Teachers; required to be compensated at or above national average. (HB233)
Introduced By
Del. Martha Mugler (D-Hampton with support from co-patrons Del. Carrie Coyner (R-Chesterfield), and Del. Shelly Simonds (D-Newport News)
Progress
✓ |
Introduced |
✗ |
Passed Committee |
☐ |
Passed House |
☐ |
Passed Senate |
☐ |
Signed by Governor |
☐ |
Became Law |
Description
Teacher compensation; at or above national average. Requires public school teachers to be compensated at a rate that is at or above the national average. Under current law, compensation at such rate is aspirational. The foregoing provisions of the bill have a delayed effective date of July 1, 2025. The bill requires funding to be provided on an incremental basis pursuant to the general appropriation act to implement such teacher compensation rate by the effective date. Read the Bill »
Outcome
Bill Has Failed
History
Date | Action |
---|---|
12/29/2019 | Committee |
12/29/2019 | Prefiled and ordered printed; offered 01/08/20 20102564D |
12/29/2019 | Referred to Committee on Education |
01/15/2020 | Assigned Education sub: SOL and SOQ |
01/22/2020 | Impact statement from DPB (HB233) |
01/27/2020 | House subcommittee amendments and substitutes offered |
01/27/2020 | Subcommittee recommends laying on the table (4-Y 3-N) |
02/03/2020 | Subcommittee recommends reporting with amendment (5-Y 3-N) |
02/03/2020 | Subcommittee recommends referring to Committee on Appropriations |
02/11/2020 | Left in Education |
Comments
The hand that rocks the cradle.
This bill is silly. By definition, not everyone can be above average, or paid "at a rate that is at or above the national average." The author of this bill apparently believes that life is like the mythical Lake Wobegon, where all the children were above average. But state budgeting is about reality, not fantasy.
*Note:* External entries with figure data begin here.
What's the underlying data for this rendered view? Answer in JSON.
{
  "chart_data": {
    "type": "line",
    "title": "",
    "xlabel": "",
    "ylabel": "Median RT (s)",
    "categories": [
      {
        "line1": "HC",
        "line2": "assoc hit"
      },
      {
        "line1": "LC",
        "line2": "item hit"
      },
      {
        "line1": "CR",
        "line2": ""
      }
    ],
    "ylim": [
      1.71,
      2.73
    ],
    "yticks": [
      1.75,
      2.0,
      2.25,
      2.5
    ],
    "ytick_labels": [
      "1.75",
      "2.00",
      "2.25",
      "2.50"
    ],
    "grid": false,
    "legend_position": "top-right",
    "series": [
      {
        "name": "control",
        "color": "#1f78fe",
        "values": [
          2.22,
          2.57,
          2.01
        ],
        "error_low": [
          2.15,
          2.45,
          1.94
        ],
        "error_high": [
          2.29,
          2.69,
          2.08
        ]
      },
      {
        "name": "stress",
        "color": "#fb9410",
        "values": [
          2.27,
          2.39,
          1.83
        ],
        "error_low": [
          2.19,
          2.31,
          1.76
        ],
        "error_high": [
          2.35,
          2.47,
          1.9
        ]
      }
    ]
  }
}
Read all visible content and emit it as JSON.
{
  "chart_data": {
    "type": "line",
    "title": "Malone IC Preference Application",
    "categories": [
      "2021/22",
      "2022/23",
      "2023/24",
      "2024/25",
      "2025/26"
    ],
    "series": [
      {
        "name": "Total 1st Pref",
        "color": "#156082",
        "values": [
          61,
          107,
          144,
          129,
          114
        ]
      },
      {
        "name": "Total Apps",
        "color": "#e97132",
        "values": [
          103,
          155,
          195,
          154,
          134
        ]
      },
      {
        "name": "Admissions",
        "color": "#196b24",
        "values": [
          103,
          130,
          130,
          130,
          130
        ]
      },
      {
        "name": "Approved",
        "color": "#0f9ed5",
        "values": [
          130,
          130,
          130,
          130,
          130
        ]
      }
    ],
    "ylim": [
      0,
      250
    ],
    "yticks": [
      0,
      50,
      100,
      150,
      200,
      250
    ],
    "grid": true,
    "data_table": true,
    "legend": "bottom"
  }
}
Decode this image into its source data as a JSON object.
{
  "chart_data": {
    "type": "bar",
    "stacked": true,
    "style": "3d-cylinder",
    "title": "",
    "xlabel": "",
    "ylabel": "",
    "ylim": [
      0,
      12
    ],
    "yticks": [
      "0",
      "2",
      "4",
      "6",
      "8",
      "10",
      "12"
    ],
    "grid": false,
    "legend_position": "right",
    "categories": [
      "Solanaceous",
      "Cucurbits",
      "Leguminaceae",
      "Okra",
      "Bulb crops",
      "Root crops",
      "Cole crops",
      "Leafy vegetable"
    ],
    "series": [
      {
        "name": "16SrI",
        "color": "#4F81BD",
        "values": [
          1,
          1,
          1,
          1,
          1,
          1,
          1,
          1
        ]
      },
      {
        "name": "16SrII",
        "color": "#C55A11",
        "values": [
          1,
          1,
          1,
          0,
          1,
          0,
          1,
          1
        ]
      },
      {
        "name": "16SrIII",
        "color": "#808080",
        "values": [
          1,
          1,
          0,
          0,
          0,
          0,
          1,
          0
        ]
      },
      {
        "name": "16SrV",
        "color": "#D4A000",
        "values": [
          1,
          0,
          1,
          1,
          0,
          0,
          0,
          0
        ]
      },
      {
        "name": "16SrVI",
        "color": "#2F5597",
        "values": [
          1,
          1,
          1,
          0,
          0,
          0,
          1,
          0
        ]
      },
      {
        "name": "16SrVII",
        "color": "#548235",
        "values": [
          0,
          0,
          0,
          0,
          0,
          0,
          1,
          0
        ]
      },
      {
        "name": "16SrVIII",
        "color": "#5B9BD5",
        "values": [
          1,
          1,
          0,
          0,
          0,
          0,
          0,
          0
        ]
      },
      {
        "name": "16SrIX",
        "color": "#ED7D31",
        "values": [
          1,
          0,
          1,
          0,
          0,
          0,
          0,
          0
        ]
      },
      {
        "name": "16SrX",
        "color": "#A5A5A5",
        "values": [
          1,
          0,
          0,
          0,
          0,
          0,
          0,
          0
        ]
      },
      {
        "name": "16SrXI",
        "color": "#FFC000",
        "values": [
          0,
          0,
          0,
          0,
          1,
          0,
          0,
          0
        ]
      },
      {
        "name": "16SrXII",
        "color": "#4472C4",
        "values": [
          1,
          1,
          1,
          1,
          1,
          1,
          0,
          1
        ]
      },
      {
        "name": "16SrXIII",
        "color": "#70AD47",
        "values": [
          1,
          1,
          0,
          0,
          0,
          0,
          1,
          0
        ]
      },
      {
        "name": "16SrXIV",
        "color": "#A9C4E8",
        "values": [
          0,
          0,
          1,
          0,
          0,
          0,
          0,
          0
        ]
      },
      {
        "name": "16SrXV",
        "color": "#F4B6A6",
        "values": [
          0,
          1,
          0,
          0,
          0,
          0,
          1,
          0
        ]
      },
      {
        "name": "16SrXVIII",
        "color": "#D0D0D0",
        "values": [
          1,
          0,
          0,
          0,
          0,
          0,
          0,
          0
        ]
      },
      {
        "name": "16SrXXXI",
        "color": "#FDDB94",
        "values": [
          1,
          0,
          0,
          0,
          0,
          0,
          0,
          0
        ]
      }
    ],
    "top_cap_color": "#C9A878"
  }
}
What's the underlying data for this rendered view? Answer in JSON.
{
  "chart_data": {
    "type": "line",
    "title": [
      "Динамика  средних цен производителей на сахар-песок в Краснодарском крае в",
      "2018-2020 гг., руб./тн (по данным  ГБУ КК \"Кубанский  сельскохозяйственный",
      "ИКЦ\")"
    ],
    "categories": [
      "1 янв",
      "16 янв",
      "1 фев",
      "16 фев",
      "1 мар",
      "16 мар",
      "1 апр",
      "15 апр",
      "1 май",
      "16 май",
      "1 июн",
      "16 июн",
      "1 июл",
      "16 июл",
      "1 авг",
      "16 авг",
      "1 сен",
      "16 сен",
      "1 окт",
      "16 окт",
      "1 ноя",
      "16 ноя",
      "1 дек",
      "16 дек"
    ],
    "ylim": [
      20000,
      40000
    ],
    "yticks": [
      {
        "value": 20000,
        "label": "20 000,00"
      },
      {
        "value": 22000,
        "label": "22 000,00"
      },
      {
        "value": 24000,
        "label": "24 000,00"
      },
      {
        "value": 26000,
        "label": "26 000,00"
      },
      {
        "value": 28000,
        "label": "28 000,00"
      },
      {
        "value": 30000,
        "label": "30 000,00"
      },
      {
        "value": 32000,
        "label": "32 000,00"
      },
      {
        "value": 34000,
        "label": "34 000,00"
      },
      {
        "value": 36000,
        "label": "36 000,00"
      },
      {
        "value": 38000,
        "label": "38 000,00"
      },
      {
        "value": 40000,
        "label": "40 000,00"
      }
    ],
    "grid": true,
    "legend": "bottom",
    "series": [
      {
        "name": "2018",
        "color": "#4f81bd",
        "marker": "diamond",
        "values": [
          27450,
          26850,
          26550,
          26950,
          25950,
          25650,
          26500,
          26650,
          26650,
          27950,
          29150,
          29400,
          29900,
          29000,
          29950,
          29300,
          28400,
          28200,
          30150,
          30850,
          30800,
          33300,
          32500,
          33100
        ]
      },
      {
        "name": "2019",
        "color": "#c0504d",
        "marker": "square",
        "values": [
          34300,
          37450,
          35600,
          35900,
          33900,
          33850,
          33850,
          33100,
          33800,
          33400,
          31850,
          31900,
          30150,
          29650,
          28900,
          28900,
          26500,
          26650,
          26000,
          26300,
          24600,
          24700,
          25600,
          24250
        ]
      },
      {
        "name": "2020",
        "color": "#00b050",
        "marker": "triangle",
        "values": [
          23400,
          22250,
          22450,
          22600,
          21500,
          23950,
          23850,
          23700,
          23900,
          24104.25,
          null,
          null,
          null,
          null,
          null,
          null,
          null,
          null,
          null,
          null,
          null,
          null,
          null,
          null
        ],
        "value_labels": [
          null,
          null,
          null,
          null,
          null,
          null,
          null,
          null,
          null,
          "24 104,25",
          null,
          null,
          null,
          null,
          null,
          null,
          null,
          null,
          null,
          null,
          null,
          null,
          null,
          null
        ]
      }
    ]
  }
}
The bill doesn't propose to pay all teachers at an above-average rate (which would, of course, be impossible) just Virginia teachers an average rate. Obviously Virginia teachers can be paid at an above-average rate. If the average income for new, full-time, public school teachers in the U.S. is, say, $38,000, then Virginia can set a baseline salary of $38,000, and that goal is accomplished quite neatly.
But not every state's teachers can be paid an above-average rate. By definition, half of all states will have to be below average. (Being paid below average is not the end of the world. New Hampshire long had good schools, and some of the highest SAT scores, despite having low teacher salaries compared to much of the country). If all or even many states pass laws saying their employees have to be paid above the national average, those states will end up spending an infinite amount of money on their employees, because their salaries will constantly rise to stay ahead of other states and remain above average. It will be a financial arms race with no end. That is financially unsustainable, and will bankrupt states and leave them unable to pay the pensions of their retired teachers and other employees, and unable to pay for core services for the public like police and fire departments.